The sun had already set, dimming the lights on the evening naturally. The electronic timers on the restaurant lighting did the rest. I’m not sure why dim lights equal romance, but then again there are a lot of things that I am unsure about. I don’t necessarily need to know why they work; I just know that they do.

He took her coat in the hallway and directed her to the only bar seat available. Maybe in the days of hunter/gatherers the traditional man’s role was more strenuous, but then again maybe it wasn’t. Whatever the case, these days making reservations is often the sum total of the effort involved. Apparently, in the modern world, pitching a fit about a table is right up there with warding off a cave bear.

“What would you like my dear?” he asked.

“I don’t know yet,” she replied. “Why don’t you go ahead and order.”

“I’ll wait for you,” he said.

As much as they say that a woman likes a man with confidence (and vice versa) it is apparent to anyone who actually watches that too much confidence quickly leads to diminishing returns.

A long series of questions followed, either by him, or by her, I’ll let you judge for yourselves. Because we all know that people will often seek out confirmation for what they already believe, rather than the facts of the situation.

Two of the same drinks were ordered, tonight was all about being on the same page. From the equally dressy clothes to their equally styled coiffures, and right down to manicured fingernails, both for him, and for her.

Funny how a beer won’t suffice in an instant designed for champagne, nor will it work the other way around, depending upon person, place, and predisposition.

Romance looks different than lust, and while promises are often made in the throws of either, most people don’t put as much stock in the promises made horizontally as they do in the ones made vertically.

“I don’t know what I’d do without you,” said the man looking deep into the woman’s eyes.

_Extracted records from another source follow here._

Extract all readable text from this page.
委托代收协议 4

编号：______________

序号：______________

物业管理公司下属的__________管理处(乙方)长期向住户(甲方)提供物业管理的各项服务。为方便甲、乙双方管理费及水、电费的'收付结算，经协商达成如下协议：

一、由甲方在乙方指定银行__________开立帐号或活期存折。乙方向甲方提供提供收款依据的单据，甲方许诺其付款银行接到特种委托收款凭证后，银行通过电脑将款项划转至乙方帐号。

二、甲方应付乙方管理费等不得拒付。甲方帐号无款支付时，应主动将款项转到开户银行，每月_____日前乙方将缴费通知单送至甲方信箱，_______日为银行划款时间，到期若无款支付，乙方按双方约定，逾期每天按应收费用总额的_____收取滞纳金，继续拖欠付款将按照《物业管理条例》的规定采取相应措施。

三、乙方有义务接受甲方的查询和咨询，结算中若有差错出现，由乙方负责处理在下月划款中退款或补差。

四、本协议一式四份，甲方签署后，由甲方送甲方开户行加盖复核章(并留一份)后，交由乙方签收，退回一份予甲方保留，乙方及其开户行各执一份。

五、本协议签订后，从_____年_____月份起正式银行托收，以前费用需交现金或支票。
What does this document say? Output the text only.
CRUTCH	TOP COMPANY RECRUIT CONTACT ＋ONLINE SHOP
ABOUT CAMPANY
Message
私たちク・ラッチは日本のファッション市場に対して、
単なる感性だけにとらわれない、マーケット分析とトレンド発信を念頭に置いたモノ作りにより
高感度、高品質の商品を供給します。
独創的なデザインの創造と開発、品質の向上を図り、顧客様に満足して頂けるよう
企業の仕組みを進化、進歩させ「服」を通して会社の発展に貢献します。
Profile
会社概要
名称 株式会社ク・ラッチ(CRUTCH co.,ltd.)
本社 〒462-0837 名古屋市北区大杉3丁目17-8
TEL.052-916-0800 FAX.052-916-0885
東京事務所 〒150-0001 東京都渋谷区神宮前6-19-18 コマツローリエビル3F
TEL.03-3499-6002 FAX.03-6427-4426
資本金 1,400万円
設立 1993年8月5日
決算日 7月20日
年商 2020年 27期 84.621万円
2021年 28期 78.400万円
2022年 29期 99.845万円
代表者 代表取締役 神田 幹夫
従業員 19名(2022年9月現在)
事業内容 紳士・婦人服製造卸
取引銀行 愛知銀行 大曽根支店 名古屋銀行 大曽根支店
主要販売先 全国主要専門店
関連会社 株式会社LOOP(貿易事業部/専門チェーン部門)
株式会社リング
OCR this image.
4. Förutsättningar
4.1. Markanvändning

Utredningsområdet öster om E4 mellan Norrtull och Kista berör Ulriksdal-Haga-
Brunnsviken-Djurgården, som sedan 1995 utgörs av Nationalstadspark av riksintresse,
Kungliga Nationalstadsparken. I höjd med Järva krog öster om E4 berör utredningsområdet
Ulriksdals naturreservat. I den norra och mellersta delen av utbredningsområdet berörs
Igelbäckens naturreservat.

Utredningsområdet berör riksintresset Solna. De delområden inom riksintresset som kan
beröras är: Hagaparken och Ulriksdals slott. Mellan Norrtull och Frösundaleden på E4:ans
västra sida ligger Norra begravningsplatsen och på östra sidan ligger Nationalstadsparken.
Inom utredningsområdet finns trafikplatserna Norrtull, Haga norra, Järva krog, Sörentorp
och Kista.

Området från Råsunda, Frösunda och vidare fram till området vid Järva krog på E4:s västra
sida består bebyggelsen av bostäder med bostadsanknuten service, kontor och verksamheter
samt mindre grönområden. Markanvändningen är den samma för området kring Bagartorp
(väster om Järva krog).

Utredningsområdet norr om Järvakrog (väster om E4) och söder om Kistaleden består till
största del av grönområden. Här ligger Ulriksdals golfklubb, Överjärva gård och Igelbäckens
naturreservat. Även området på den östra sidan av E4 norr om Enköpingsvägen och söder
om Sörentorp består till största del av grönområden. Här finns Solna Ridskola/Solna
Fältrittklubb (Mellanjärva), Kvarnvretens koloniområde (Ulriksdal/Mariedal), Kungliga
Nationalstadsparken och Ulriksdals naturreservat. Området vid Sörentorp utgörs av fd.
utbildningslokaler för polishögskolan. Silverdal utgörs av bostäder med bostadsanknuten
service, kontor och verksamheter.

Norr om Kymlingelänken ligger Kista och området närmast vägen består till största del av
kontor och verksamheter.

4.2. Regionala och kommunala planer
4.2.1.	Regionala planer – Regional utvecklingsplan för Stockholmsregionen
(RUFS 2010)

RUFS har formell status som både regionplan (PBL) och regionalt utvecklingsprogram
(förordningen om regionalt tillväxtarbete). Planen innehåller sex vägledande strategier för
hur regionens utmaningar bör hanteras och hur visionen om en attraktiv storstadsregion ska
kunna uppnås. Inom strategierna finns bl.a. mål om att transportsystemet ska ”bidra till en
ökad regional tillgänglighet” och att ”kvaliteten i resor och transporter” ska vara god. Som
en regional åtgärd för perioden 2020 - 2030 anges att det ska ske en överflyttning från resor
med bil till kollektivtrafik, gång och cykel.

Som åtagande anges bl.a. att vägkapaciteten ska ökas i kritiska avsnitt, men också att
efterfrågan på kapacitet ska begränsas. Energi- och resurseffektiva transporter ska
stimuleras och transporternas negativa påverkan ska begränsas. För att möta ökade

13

“Nor I, you,” replied the woman.

Odd how romance always takes on formal language. “Me too” certainly wasn’t going to cut it, not there, and not then. If there is ever a time for complete sentences its usually right after declarations of undying love.

“Tell me about my eyes,” she said. “Again.”

He did, again, and it lost nothing in the telling.

“Tell me about my lips,” she cooed.

 Now we were getting somewhere.

 “Would you two like another…” interrupted the interloping bartender.

 The couple both waved him away urgently. Romance delayed is so often also denied.

 Five minutes later it was a little different.

 “I could do a glass of wine,” said the woman.

 The doing of which was left a little ambiguous. You don’t “do” drinks, you drink them. Doing has a whole different connotation, and not necessarily positive. But all romance needs a little edge. If things are a foregone conclusion, then those things could quite easily end up being either a chore or a bore. And nobody wants that.

The promises came quicker and more urgently after that. The words “never” and “always” were bandied about as if anyone can ever promise either, much less both.

“I will call you every day,” he promised.

“I will never take you for granted.”

All good and noble goals.

After about an hour of this, the promises came fewer, but were punctuated by surreptitious public displays of affection. One doesn’t need to lick the roof of another’s mouth to make their love more valid, one really doesn’t.

Eventually all good things must come to an end. Or at least the end of one thing and the beginning of another.

“I can’t tonight,” she replied to a whispered something. “I have a big morning at work.”

Romance does not guarantee sex, and neither does sex guarantee romance, but there is often considerable overlap.

Things calmed down a bit after that. Except for one last grandiose gesture.

“I would do anything for you,” he said. “Wait as long as you want, cross the widest river, scale the tallest mountain. You are worth any hardship.”

I don’t think all women need such an unflinching declaration, but this one did.

“So, I’ll see you this Friday?” she asked.

“Absolutely,” he said. “If it doesn’t rain.”

Leaving me with these thoughts:

-A promise is only as good as the action that follows it.

-“‘Til you died, but you’re still alive,” Alannis Morrissette, “You Oughta Know”

-“Well done is better than well said,” once opined Benjamin Franklin, which, when considering his history could mean an awful lot of things.

-Promises made in the dark are rarely kept in the light. -True love isn’t found, it’s built. And that takes more than promises. It takes hard work.  

– “I would do anything for love, but I won’t do that,” RIP Meatloaf.